Other volunteer activities that he and his committee have led include creating nesting boxes with community Beavers and Scouts groups and finding substantial sponsorships for local trail enhancement. His latest effort? Helping to develop a DUC Provincial Council for Newfoundland and Labrador that will provide additional support and guidance for volunteers looking to raise awareness about wetland conservation and funds for DUC in their communities.
In recognition of Parsons’ outstanding volunteer service, he was named DUC’s Volunteer of the Year in Newfoundland and Labrador. It’s an honour he’s received an impressive three years in a row.
“Luke’s passion is second to none,” says Jamie Young, DUC’s manager of volunteer and corporate fundraising in Atlantic Canada. “It’s no surprise that he continues to be celebrated for all the ways he goes above and beyond in the name of conservation.”
Passion is exactly the word Parsons uses to describe his motivation for sharing his time and talents with DUC and he encourages others to join its volunteer network, even if there is not a local chapter.
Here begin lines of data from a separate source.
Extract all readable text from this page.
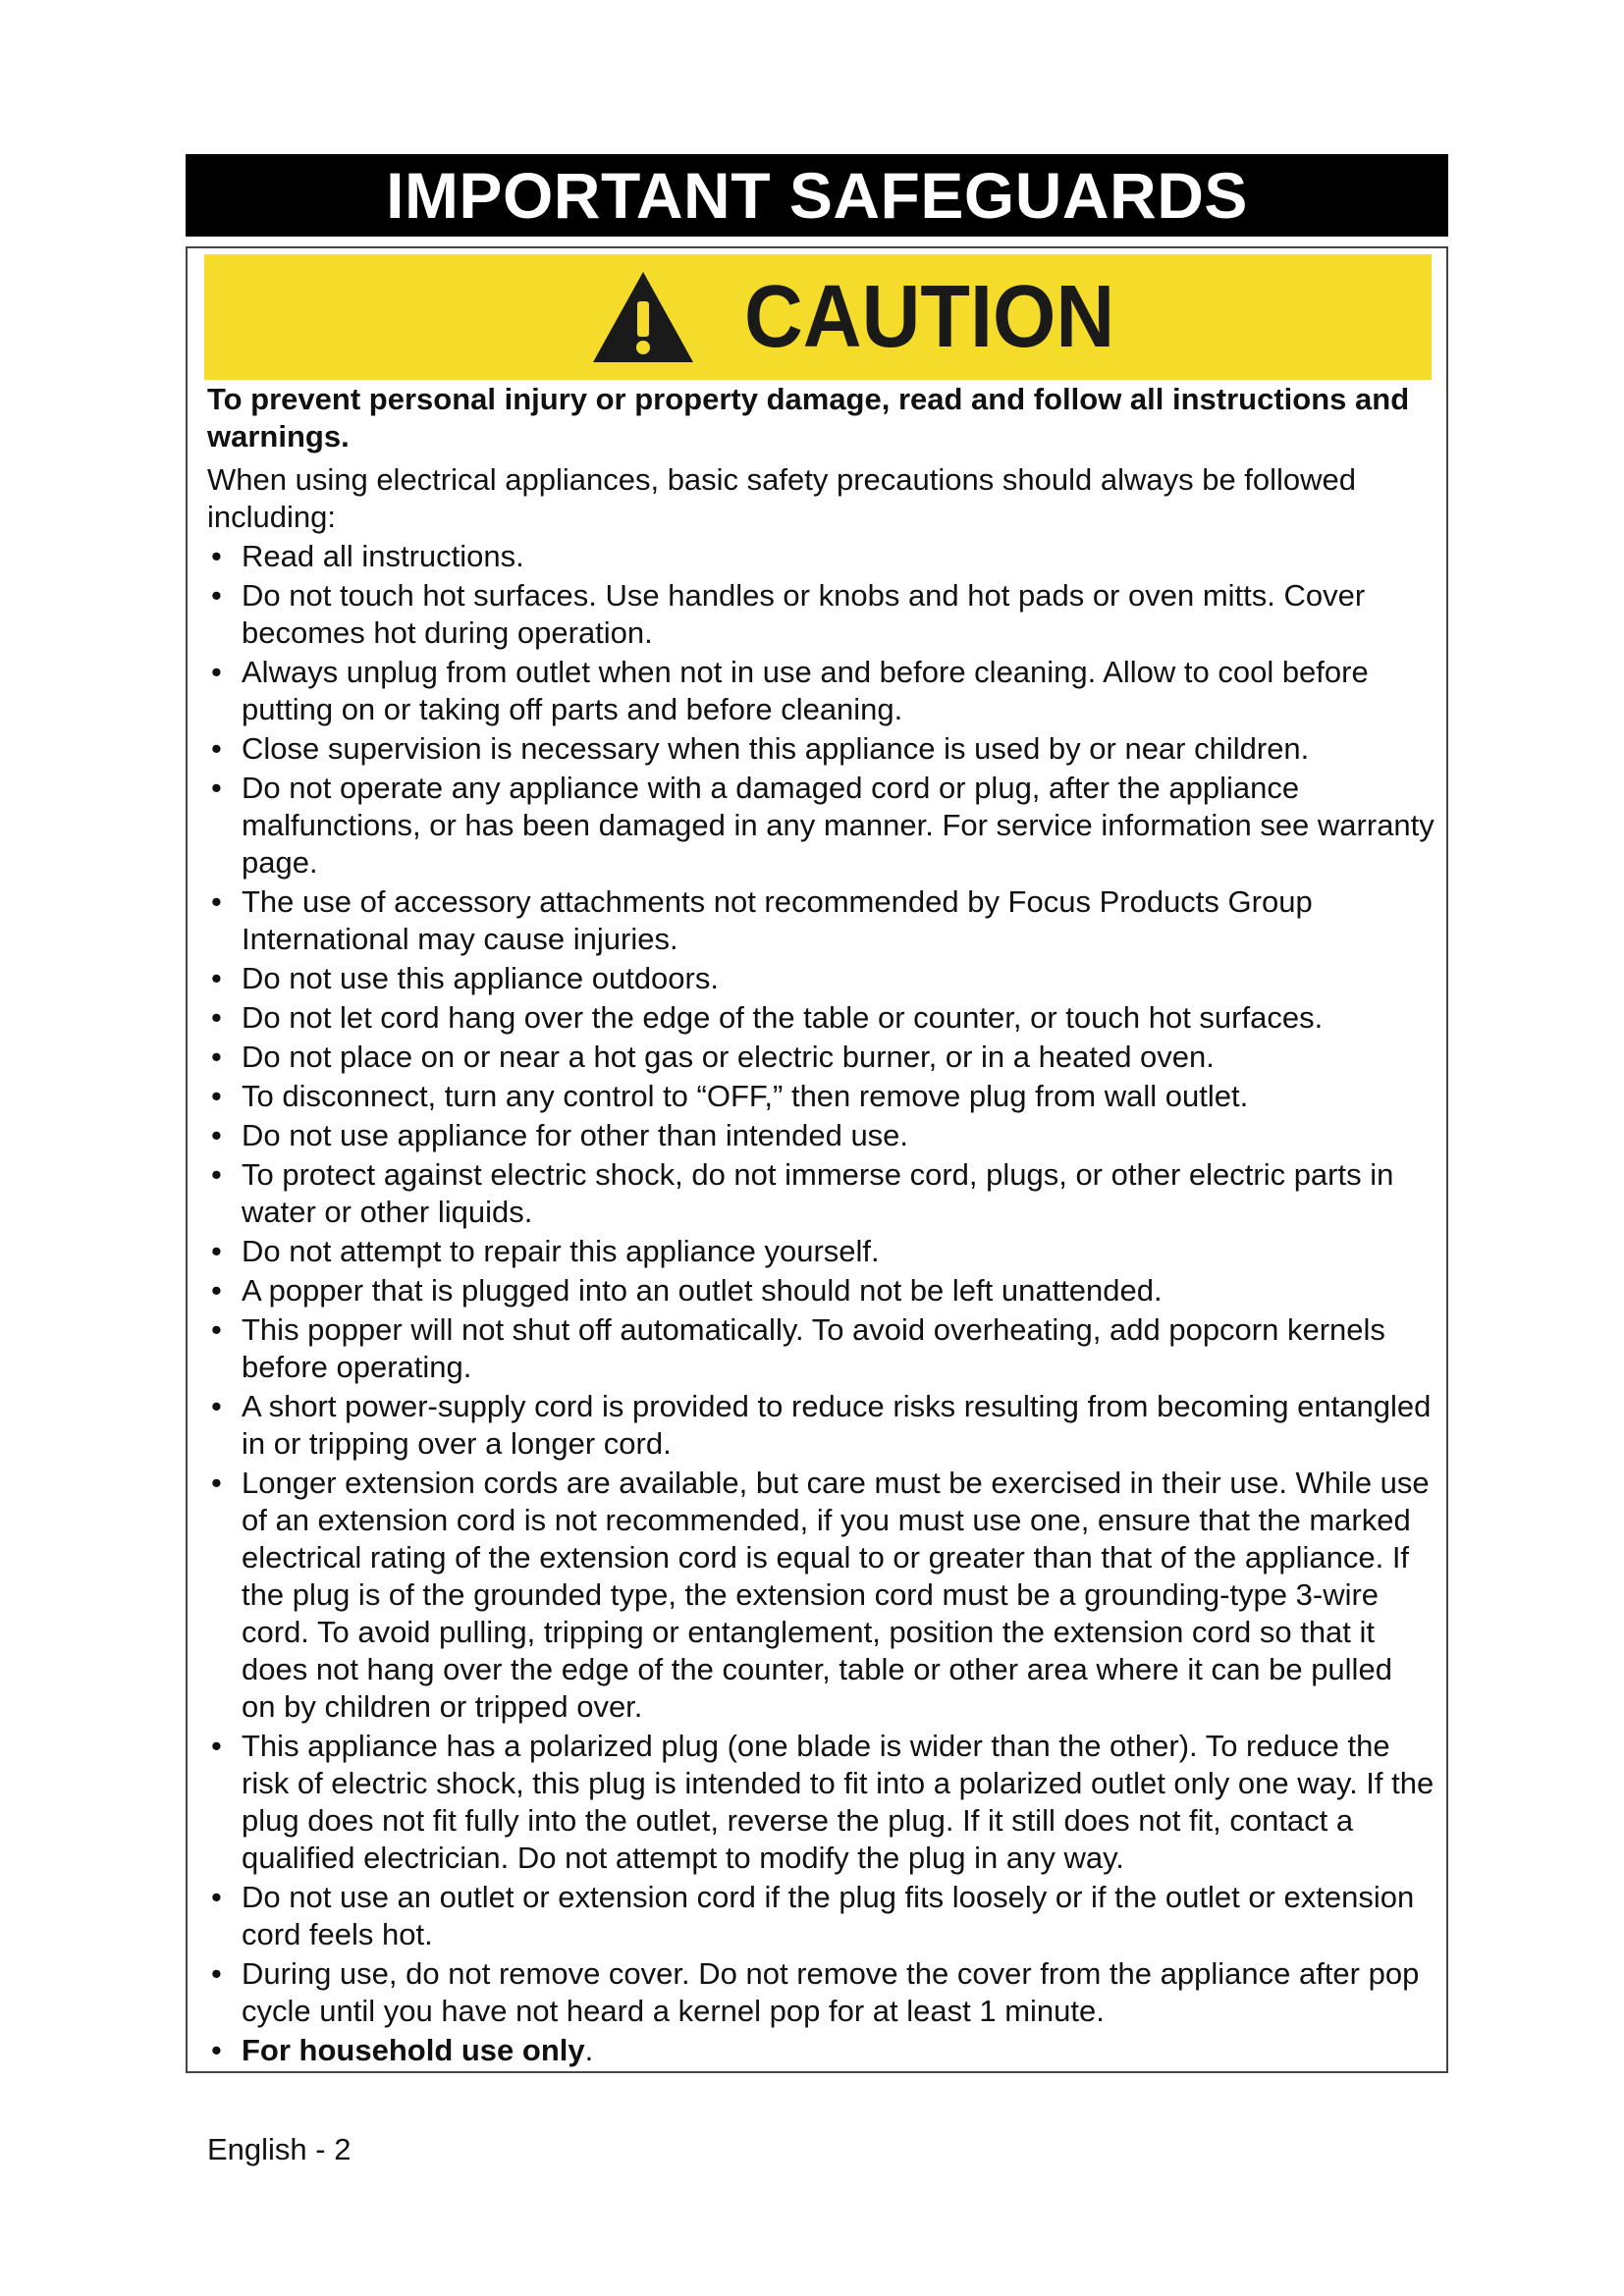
IMPORTANT SAFEGUARDS
CAUTION

To prevent personal injury or property damage, read and follow all instructions and warnings.

When using electrical appliances, basic safety precautions should always be followed including:

• Read all instructions.
• Do not touch hot surfaces. Use handles or knobs and hot pads or oven mitts. Cover becomes hot during operation.
• Always unplug from outlet when not in use and before cleaning. Allow to cool before putting on or taking off parts and before cleaning.
• Close supervision is necessary when this appliance is used by or near children.
• Do not operate any appliance with a damaged cord or plug, after the appliance malfunctions, or has been damaged in any manner. For service information see warranty page.
• The use of accessory attachments not recommended by Focus Products Group International may cause injuries.
• Do not use this appliance outdoors.
• Do not let cord hang over the edge of the table or counter, or touch hot surfaces.
• Do not place on or near a hot gas or electric burner, or in a heated oven.
• To disconnect, turn any control to “OFF,” then remove plug from wall outlet.
• Do not use appliance for other than intended use.
• To protect against electric shock, do not immerse cord, plugs, or other electric parts in water or other liquids.
• Do not attempt to repair this appliance yourself.
• A popper that is plugged into an outlet should not be left unattended.
• This popper will not shut off automatically. To avoid overheating, add popcorn kernels before operating.
• A short power-supply cord is provided to reduce risks resulting from becoming entangled in or tripping over a longer cord.
• Longer extension cords are available, but care must be exercised in their use. While use of an extension cord is not recommended, if you must use one, ensure that the marked electrical rating of the extension cord is equal to or greater than that of the appliance. If the plug is of the grounded type, the extension cord must be a grounding-type 3-wire cord. To avoid pulling, tripping or entanglement, position the extension cord so that it does not hang over the edge of the counter, table or other area where it can be pulled on by children or tripped over.
• This appliance has a polarized plug (one blade is wider than the other). To reduce the risk of electric shock, this plug is intended to fit into a polarized outlet only one way. If the plug does not fit fully into the outlet, reverse the plug. If it still does not fit, contact a qualified electrician. Do not attempt to modify the plug in any way.
• Do not use an outlet or extension cord if the plug fits loosely or if the outlet or extension cord feels hot.
• During use, do not remove cover. Do not remove the cover from the appliance after pop cycle until you have not heard a kernel pop for at least 1 minute.
• For household use only.
English - 2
He’s also keen to increase the age range of volunteers, to bring in a younger demographic and help people without much extra time to find ways that they can contribute.
“The more committees we have on the ground, the better,” he says. “One volunteer can’t do it on his own but if you can form a committee, it has long lasting positive effects.” There are more than 250 DUC volunteers in Newfoundland and Labrador and 3,950 across Canada. DUC is proud to recognize each of them—including outstanding leaders like Luke Parsons—as volunteer champions and conservationists who serve with generosity, passion and dedication.